Coup de tonnerre à Washington. En un message posté sur X, l’administration Trump a déclenché une onde de choc chez des milliers de résidents permanents d’origine étrangère — dont les Haïtiens — en annonçant la révision complète de toutes les Green Cards délivrées à des ressortissants de 19 pays jugés « à risque ». Une décision aussi soudaine que déstabilisante, aussitôt perçue comme un durcissement inédit de la politique migratoire américaine.
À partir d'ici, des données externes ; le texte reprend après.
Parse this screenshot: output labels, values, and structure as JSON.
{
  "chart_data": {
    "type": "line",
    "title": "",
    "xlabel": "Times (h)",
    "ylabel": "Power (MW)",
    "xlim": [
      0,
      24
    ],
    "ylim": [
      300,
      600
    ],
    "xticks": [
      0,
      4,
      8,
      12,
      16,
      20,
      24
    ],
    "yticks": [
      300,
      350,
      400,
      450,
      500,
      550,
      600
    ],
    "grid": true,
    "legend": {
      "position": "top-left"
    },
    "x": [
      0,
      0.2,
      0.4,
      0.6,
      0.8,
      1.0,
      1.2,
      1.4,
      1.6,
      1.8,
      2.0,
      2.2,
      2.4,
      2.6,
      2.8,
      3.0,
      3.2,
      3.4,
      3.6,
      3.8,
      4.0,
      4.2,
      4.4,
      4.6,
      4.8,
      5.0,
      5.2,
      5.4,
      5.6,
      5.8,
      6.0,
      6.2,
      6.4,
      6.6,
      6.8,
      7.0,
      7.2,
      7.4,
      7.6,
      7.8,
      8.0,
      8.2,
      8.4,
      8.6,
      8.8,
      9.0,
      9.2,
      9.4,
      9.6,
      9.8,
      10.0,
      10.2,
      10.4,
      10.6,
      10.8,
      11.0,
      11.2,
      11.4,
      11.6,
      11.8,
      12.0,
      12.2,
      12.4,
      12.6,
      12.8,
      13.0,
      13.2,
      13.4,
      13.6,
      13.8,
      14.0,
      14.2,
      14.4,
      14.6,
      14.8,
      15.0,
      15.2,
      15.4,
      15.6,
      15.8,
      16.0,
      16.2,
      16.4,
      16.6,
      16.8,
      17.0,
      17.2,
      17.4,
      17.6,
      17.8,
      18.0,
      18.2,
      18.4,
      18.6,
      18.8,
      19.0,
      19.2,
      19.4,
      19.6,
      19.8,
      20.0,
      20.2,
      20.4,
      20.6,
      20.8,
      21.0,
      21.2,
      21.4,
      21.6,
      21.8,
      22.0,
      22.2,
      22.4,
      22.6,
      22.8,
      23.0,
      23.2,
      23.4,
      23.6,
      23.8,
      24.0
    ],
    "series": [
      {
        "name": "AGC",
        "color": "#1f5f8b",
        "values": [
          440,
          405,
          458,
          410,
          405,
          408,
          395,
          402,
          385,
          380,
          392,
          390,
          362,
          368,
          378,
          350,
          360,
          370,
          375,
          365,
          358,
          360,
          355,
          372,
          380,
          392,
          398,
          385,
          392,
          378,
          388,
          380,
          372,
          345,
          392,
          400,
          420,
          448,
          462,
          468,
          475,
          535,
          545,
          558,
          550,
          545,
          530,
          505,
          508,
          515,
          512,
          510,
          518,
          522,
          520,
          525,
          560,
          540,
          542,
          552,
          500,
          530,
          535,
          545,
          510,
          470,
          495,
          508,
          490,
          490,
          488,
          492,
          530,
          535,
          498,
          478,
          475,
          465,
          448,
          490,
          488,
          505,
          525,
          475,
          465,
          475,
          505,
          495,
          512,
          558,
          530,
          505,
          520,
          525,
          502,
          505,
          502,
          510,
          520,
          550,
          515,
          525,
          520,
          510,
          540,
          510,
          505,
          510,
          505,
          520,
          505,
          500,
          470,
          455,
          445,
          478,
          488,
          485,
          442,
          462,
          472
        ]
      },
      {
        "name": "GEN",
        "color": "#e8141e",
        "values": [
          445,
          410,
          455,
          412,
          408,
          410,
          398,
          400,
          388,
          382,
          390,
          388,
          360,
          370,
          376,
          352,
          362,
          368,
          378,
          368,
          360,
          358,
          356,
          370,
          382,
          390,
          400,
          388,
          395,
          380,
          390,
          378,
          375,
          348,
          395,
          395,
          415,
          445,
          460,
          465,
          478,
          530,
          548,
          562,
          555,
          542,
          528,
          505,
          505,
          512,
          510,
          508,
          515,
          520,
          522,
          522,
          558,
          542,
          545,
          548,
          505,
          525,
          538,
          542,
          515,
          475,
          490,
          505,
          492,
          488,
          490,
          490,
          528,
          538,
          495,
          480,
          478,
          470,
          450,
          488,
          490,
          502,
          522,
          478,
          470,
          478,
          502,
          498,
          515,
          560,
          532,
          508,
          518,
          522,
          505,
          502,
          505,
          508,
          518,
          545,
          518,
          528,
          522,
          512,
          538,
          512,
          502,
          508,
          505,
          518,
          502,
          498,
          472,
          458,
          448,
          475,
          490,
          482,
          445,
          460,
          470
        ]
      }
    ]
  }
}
« Examen rigoureux, total, pour chaque détenteur de carte verte provenant d’un pays de préoccupation », a lancé le directeur de l’USCIS, Joe Edlow. Et dans cette liste noire présidentielle, dévoilée en juin, Haïti figure en plein milieu, aux côtés de pays comme l’Afghanistan, l’Iran, la Somalie, le Venezuela ou encore la République du Congo.
Le timing n’a rien d’un hasard. Moins de 24 heures après qu’un ressortissant afghan, Rahmanullah Lakanwal — ancien collaborateur du gouvernement américain en Afghanistan — a été identifié comme suspect dans la fusillade ayant coûté la vie à deux membres de la Garde nationale à Washington, la Maison-Blanche a appuyé sur l’accélérateur sécuritaire. Tous les dossiers d’immigration liés à des ressortissants afghans ont été gelés « jusqu’à nouvel ordre ». Plus encore : tous les cas d’asile approuvés sous Joe Biden seront réévalués.
Depuis son club de Mar-a-Lago, Trump a enfoncé le clou, accusant l’administration précédente d’avoir « ouvert les portes » à des « millions d’étrangers non vérifiés ». Puis, dans un ton alarmiste devenu sa signature, il a plaidé pour la révision systématique de chaque immigrant venu d’Afghanistan sous Biden — et de tout étranger « qui ne contribue pas à notre pays ».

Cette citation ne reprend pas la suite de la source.